Talking to Kitco News, Ms. Michele Schneider - MarketGauge's Market Strategy Director - said that the recovery momentum of gold from the bottom is an encouraging sign, but she wants to see more confirmation that the market has formed a long-term bottom.
If the price can close around the current levels, it suggests it may be time for exploratory buying" - she said - "Gold and silver need to return to the moving average before it can be considered a clear buy signal.
Ms. Schneider added that the fact that gold prices fell below the 50-day moving average, followed by the 200-day moving average, has caused significant technical damage to the price chart. Therefore, investors still need to be cautious in the short term.

Mr. Simon-Peter Massabni - Business Development Director at XS. com - said that the gold price holding the $4,000/ounce mark shows that a part of long-term investors have started buying, considering the recent decline as an opportunity to accumulate.
The fact that gold prices remain above the $4,000/ounce mark reflects the presence of strategic buyers, who see each decline as an opportunity to build new positions," he said. "I also believe that the deep correction phase is coming to an end and the market is currently closer to building a new price level than entering a broader correction trend.
According to experts, gold and silver are attracting buying power before the end of the week after optimistic news that the US and Iran are approaching a peace agreement, which could end the latest war in the Middle East.
However, some experts note that the market has fallen into a similar situation before, so optimism is still restrained. Mr. Fawad Razaqzada - market analyst at FOREX. com - said that the key issue for gold is the normalization rate of the energy market and oil prices.
The strongest sell-off for gold may have passed at the present time, although that does not mean that prices will not decrease further over time, especially if oil prices do not fall sharply again," he said.

Although gold prices recovered in Friday's session, some experts are still skeptical about the ability to maintain this upward momentum. Mr. Ole Hansen said that until information is confirmed that the two sides have reached an agreement, gold prices will continue to fluctuate strongly and will face many difficulties.
He added that, despite the optimistic sentiment, it seems that the two sides in the conflict are still far apart on some issues.

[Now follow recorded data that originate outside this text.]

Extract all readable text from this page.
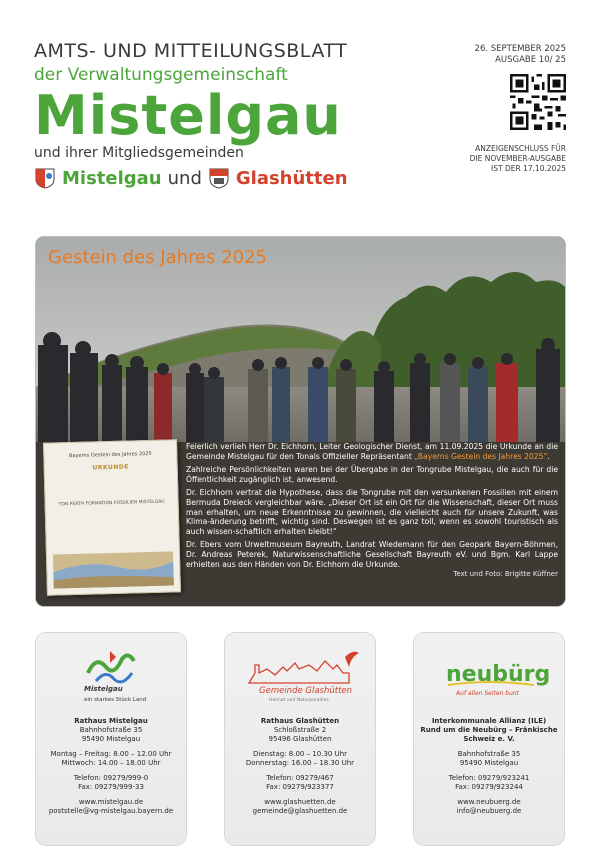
AMTS- UND MITTEILUNGSBLATT
der Verwaltungsgemeinschaft
Mistelgau
und ihrer Mitgliedsgemeinden
Mistelgau und Glashütten
26. SEPTEMBER 2025
AUSGABE 10/ 25
ANZEIGENSCHLUSS FÜR
DIE NOVEMBER-AUSGABE
IST DER 17.10.2025
Gestein des Jahres 2025
Bayerns Gestein des Jahres 2025
URKUNDE
TON PERTH FORMATION FOSSILIEN MISTELGAU

Feierlich verlieh Herr Dr. Eichhorn, Leiter Geologischer Dienst, am 11.09.2025 die Urkunde an die Gemeinde Mistelgau für den Tonals Offizieller Repräsentant „Bayerns Gestein des Jahres 2025“.

Zahlreiche Persönlichkeiten waren bei der Übergabe in der Tongrube Mistelgau, die auch für die Öffentlichkeit zugänglich ist, anwesend.

Dr. Eichhorn vertrat die Hypothese, dass die Tongrube mit den versunkenen Fossilien mit einem Bermuda Dreieck vergleichbar wäre. „Dieser Ort ist ein Ort für die Wissenschaft, dieser Ort muss man erhalten, um neue Erkenntnisse zu gewinnen, die vielleicht auch für unsere Zukunft, was Klima-änderung betrifft, wichtig sind. Deswegen ist es ganz toll, wenn es sowohl touristisch als auch wissen-schaftlich erhalten bleibt!“

Dr. Ebers vom Urweltmuseum Bayreuth, Landrat Wiedemann für den Geopark Bayern-Böhmen, Dr. Andreas Peterek, Naturwissenschaftliche Gesellschaft Bayreuth eV. und Bgm. Karl Lappe erhielten aus den Händen von Dr. Eichhorn die Urkunde.

Text und Foto: Brigitte Küffner
Mistelgau
ein starkes Stück Land
Rathaus Mistelgau
Bahnhofstraße 35
95490 Mistelgau
Montag – Freitag: 8.00 – 12.00 Uhr
Mittwoch: 14.00 – 18.00 Uhr
Telefon: 09279/999-0
Fax: 09279/999-33
www.mistelgau.de
poststelle@vg-mistelgau.bayern.de
Gemeinde Glashütten
Heimat und Naturparadies
Rathaus Glashütten
Schloßstraße 2
95496 Glashütten
Dienstag: 8.00 – 10.30 Uhr
Donnerstag: 16.00 – 18.30 Uhr
Telefon: 09279/467
Fax: 09279/923377
www.glashuetten.de
gemeinde@glashuetten.de
neubürg
Auf allen Seiten bunt
Interkommunale Allianz (ILE)
Rund um die Neubürg – Fränkische
Schweiz e. V.
Bahnhofstraße 35
95490 Mistelgau
Telefon: 09279/923241
Fax: 09279/923244
www.neubuerg.de
info@neubuerg.de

Until inflation is truly controlled, uncertainty related to energy prices and the impact of this factor on inflation will continue to be a burden on gold," he said.

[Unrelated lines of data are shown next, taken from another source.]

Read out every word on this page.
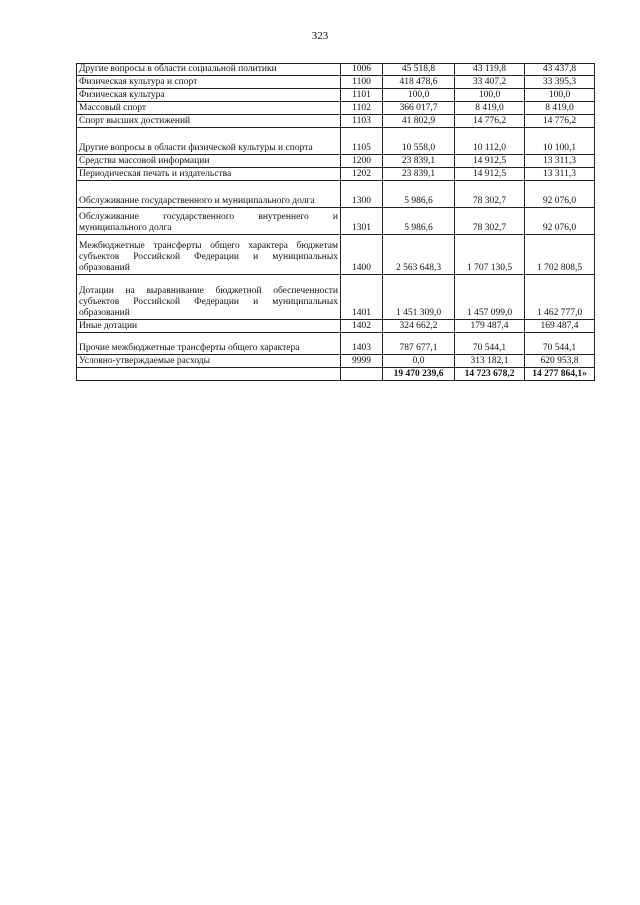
323
Другие вопросы в области социальной политики	1006	45 518,8	43 119,8	43 437,8
Физическая культура и спорт	1100	418 478,6	33 407,2	33 395,3
Физическая культура	1101	100,0	100,0	100,0
Массовый спорт	1102	366 017,7	8 419,0	8 419,0
Спорт высших достижений	1103	41 802,9	14 776,2	14 776,2
Другие вопросы в области физической культуры и спорта	1105	10 558,0	10 112,0	10 100,1
Средства массовой информации	1200	23 839,1	14 912,5	13 311,3
Периодическая печать и издательства	1202	23 839,1	14 912,5	13 311,3
Обслуживание государственного и муниципального долга	1300	5 986,6	78 302,7	92 076,0
Обслуживание государственного внутреннего и муниципального долга	1301	5 986,6	78 302,7	92 076,0
Межбюджетные трансферты общего характера бюджетам субъектов Российской Федерации и муниципальных образований	1400	2 563 648,3	1 707 130,5	1 702 808,5
Дотации на выравнивание бюджетной обеспеченности субъектов Российской Федерации и муниципальных образований	1401	1 451 309,0	1 457 099,0	1 462 777,0
Иные дотации	1402	324 662,2	179 487,4	169 487,4
Прочие межбюджетные трансферты общего характера	1403	787 677,1	70 544,1	70 544,1
Условно-утверждаемые расходы	9999	0,0	313 182,1	620 953,8
		19 470 239,6	14 723 678,2	14 277 864,1»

While geopolitical instability continues to dominate the short-term trend of gold prices, the market is waiting to see how the energy crisis and inflation concerns will affect the US Federal Reserve (Fed) under its new leadership.
Next week will be the first monetary policy decision of Mr. Kevin Warsh as the new Chairman of the US Central Bank. Some experts believe that the Fed meeting next week is one of the reasons why they are not in a hurry to strongly participate in the gold market.
High inflation is making the market strengthen expectations about the possibility of interest rate hikes before the end of the year. Currently, the market assesses the probability of the Fed raising interest rates in October at about 50%.
Although the Fed is forecast not to raise interest rates next week, some economists believe that this central bank may establish a new tightening trend, a factor that could be detrimental to gold in the short term.
There is a possibility that gold will fluctuate strongly. If he makes unexpected statements about inflation and interest rates, if his tone is tougher than expected, this will be bad news for gold" - Mr. Razaqzada said.